少し町から離れた馳剛公園に今、彼女はいた。彼女のクラスメイトであり、この事件を解決した相棒であり、そして彼女の想い人である人を待つため。
暫くして、時間が経つと、薄らと奥の方から人物が来るのが目に見えた。
「岬くん、ですか?」
彼女はその人物に向けて問おた。
彼女に近づくに連れ、その人物の姿ははっきりとしていった。
「…岬くん!」
千縞岬だった。
レイアは嬉しそうに彼に近づいていく。
「来てくれてありがとうございます!」
嬉しそうに、微笑みながら彼女は言った。
しかし、彼は違った。
何かを疑うような目で無表情で彼女を見つめた。
「みさき、く…ん…?」
引きつった笑みを浮かべ彼に触れようとしたその時──。
「レイア…キミは一体誰なんだ?」
ドスのきくような低い声で彼は言った。
彼女はビクりと身を震わせ手を引っ込め、下を俯いた。
「私は…仁辺レイアです。御崎里中学2年1組学級委員の仁辺レイアです」
声を震わせ、静かに、静かに、彼女は言った。
「じゃあ、あれは〝誰〟だ?」
「うるさぁぁぁぁぁぁぁぁぁあい」
彼女は顔をあげ鬼のような形相をすると金切り声をあげると、彼に向かった。
「冷静で、頭も良くて、何でも出来て、完璧で誰よりもなんでも出来る私よ!仁辺レイアよ!」
人格が変わったかのように叫びながら、笑いながら彼女は言っていく。
岬はそんな彼女に近付いてゆき、静かに、抱きしめた。
そして、耳元で小さく、
「〝仁辺レイア〟ありがとう。君はもう頑張ったよ。お疲れ様」
と言うと、彼女は子供の様に泣きじゃくりながら
「ごめんなさい、ごめんなさい、ありがとう、ありがとう」
そう何度もつぶやいていた。綺麗な顔をくしゃくしゃにしながらそう何度もつぶやいていた。

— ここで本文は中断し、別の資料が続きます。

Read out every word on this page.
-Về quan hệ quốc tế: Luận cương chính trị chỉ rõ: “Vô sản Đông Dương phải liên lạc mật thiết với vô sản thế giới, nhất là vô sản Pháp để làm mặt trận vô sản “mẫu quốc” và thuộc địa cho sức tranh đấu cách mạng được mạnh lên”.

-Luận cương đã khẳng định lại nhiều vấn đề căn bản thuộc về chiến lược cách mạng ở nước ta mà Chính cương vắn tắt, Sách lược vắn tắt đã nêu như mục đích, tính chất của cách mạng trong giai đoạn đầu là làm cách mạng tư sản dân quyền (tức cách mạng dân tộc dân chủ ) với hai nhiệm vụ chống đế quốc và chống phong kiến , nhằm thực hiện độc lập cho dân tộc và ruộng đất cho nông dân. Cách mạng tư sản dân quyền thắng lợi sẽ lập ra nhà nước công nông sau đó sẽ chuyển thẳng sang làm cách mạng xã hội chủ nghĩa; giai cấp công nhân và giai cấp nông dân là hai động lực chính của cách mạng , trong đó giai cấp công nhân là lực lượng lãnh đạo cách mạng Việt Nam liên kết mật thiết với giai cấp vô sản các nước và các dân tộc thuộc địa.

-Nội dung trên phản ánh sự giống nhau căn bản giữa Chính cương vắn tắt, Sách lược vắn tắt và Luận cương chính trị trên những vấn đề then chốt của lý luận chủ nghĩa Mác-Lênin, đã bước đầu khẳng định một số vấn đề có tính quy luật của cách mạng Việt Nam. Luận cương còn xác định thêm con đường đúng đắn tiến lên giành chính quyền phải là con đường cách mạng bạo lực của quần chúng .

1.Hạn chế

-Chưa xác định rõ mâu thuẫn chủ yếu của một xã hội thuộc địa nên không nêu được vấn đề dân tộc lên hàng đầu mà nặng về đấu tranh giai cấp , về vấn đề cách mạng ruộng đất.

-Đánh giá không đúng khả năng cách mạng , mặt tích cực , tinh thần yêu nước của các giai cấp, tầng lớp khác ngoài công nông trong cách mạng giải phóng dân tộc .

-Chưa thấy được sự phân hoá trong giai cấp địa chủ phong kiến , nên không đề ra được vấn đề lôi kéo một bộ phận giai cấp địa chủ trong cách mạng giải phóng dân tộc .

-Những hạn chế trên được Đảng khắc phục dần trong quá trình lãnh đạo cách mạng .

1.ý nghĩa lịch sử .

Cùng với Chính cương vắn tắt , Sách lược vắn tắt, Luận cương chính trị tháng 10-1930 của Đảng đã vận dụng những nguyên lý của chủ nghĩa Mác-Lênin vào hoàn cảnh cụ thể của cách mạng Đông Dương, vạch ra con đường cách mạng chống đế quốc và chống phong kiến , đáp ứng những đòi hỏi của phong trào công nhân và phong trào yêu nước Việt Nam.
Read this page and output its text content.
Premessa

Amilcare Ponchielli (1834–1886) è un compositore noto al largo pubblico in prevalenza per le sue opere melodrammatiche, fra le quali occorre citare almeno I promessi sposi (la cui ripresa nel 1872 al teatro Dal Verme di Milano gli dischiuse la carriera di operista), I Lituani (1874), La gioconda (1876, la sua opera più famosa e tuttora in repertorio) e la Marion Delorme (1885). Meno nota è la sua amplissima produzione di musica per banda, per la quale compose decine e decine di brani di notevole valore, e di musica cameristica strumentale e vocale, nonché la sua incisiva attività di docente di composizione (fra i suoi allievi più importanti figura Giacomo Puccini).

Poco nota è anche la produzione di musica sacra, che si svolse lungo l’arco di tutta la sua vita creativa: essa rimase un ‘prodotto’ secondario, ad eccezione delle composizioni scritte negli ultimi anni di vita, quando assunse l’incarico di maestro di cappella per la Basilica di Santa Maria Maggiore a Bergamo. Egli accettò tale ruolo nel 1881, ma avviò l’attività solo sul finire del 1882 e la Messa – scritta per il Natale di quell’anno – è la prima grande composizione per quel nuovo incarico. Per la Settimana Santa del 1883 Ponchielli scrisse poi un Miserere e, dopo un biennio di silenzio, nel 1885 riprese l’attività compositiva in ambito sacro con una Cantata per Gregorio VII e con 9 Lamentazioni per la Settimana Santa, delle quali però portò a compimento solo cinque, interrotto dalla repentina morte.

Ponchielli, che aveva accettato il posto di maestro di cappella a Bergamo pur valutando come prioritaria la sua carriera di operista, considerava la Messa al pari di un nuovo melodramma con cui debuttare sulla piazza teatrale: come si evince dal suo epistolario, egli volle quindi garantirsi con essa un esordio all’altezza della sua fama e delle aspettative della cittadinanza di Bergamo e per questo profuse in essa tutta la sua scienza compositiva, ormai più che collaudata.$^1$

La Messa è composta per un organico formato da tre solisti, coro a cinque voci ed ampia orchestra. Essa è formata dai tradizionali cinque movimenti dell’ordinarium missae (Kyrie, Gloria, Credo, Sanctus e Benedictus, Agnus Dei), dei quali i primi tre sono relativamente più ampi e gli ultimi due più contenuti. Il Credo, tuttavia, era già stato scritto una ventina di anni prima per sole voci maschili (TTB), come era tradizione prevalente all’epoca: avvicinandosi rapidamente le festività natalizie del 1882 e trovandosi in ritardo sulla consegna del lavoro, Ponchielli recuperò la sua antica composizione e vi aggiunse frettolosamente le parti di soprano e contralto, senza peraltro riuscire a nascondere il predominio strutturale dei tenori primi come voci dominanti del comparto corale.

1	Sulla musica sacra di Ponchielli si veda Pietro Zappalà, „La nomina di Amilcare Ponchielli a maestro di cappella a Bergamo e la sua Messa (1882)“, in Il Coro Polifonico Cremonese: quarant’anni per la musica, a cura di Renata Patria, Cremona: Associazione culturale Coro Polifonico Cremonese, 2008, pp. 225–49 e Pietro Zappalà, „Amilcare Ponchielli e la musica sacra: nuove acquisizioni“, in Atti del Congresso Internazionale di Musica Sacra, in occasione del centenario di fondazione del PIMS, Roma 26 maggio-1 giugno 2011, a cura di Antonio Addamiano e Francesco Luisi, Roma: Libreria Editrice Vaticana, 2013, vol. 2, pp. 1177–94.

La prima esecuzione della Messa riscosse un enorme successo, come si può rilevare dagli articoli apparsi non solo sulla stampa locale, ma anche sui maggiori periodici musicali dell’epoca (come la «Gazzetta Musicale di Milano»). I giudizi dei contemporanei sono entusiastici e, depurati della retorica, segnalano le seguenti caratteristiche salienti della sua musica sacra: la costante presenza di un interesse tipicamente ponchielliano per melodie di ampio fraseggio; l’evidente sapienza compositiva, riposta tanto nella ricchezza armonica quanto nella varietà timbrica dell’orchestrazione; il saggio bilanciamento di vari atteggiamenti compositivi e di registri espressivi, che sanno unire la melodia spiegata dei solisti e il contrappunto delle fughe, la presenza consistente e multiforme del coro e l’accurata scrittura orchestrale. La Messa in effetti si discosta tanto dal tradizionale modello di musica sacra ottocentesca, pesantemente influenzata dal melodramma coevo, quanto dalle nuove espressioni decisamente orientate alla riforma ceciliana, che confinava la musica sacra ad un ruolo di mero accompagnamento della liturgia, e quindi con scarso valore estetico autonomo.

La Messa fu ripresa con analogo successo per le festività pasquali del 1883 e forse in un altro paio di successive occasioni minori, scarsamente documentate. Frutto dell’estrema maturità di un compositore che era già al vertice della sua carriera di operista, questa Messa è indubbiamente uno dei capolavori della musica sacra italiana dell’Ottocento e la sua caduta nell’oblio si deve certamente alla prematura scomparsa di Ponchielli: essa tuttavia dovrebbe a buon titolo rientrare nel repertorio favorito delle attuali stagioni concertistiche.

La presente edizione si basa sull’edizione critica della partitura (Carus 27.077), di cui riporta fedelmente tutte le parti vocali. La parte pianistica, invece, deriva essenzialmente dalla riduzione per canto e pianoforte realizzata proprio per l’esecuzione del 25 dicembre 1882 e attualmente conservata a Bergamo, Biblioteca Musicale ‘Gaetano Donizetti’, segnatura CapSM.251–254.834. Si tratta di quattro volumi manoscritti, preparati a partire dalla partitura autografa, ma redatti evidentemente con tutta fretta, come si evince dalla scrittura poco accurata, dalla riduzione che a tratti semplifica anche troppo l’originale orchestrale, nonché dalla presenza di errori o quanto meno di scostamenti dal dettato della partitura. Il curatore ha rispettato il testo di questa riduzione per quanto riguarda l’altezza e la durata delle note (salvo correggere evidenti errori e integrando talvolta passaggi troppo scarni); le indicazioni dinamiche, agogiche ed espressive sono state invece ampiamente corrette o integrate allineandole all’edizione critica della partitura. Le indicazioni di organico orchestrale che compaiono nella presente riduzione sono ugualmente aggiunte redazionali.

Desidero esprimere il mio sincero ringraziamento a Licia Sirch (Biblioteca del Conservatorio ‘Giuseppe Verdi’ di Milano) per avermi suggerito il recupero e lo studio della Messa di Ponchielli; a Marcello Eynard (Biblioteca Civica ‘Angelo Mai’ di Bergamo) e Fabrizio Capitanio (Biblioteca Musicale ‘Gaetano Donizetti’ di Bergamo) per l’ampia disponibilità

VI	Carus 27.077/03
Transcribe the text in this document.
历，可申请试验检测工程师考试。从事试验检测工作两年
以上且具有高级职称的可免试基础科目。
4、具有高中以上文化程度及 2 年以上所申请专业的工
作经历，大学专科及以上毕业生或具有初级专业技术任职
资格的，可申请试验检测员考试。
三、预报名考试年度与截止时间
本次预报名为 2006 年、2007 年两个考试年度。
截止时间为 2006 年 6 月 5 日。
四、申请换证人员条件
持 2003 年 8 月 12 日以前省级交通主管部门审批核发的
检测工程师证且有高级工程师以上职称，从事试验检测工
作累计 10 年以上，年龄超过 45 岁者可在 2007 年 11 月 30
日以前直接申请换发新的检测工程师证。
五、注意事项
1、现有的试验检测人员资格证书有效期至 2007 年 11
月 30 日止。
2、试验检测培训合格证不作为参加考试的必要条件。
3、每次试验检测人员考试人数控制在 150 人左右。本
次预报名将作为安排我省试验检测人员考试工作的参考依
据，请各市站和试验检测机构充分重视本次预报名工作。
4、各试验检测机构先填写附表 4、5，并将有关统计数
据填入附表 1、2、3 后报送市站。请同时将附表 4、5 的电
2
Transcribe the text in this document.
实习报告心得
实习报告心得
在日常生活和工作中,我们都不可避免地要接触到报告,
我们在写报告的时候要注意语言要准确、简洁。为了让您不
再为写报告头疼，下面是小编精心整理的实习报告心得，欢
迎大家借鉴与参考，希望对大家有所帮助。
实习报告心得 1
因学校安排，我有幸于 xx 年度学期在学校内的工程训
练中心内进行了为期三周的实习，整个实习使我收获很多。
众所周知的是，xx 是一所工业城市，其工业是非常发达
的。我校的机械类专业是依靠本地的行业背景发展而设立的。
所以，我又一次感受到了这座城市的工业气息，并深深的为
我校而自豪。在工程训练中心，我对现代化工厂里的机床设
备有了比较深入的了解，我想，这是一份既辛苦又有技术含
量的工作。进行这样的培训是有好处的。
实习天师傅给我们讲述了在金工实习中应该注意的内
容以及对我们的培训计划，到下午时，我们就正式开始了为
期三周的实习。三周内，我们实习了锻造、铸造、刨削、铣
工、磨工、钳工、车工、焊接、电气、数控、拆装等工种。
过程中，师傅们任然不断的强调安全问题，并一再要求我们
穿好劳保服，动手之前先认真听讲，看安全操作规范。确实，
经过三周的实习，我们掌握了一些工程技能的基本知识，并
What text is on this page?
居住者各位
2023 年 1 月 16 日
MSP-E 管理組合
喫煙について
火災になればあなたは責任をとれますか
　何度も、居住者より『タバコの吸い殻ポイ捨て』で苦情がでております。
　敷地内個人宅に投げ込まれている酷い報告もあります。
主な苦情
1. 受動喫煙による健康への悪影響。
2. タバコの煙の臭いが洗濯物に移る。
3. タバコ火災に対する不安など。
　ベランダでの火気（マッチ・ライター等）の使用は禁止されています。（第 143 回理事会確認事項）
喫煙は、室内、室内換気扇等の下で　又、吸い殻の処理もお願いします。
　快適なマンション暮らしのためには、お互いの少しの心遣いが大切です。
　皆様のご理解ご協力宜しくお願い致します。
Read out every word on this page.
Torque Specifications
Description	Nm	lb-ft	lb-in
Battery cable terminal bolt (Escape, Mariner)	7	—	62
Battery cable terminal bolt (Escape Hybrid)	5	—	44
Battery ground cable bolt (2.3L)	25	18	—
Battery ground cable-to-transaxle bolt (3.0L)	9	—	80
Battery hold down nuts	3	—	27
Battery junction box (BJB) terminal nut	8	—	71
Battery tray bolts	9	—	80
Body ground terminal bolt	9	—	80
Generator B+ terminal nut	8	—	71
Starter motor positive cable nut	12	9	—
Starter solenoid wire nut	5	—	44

彼は何を言うでもなく、彼女を強く抱きしめ、そっと頭をなで続けた。
「もう、いいんだよ。終わりにしよう」
彼は最後にそう言った──。

***
あれから幾らか時はたち、僕達2人は高校生になっていた。
「岬、見てください!テイカカズラが綺麗に咲いてますよ!」
美しい白い花たちを指差し凛とした可愛らしい笑みを浮かべている。子供の様にはしゃぎ、数々の花を見つめ、匂いなどを嗅いだりして、楽しそうにしている。
僕は、そんな彼女を見つめて一輪の花を目の前に差し出した。
「紫色のチューリップですか?」
レイアは不思議そうに花と僕を交互に見つめた。
僕は彼女の前に膝立ちをし、指輪を差し出しこう述べた──。
「レイア、僕と結婚してください。貴方を永遠に愛します」
レイアはポロポロと涙を流し不器用な優しい笑みを浮かべこう言った。
「私も、岬を永遠に愛します」
指輪を手に取りはめ、涙でくしゃくしゃになりながらも笑顔で僕に応えてくれた。
「岬、ありがとう」
今までで一番の輝きを、最高の笑顔を向けてくれた。

───爽やかな夏風と高原に咲くたくさんのテイカカズラが僕らを祝福してくれるように感じた。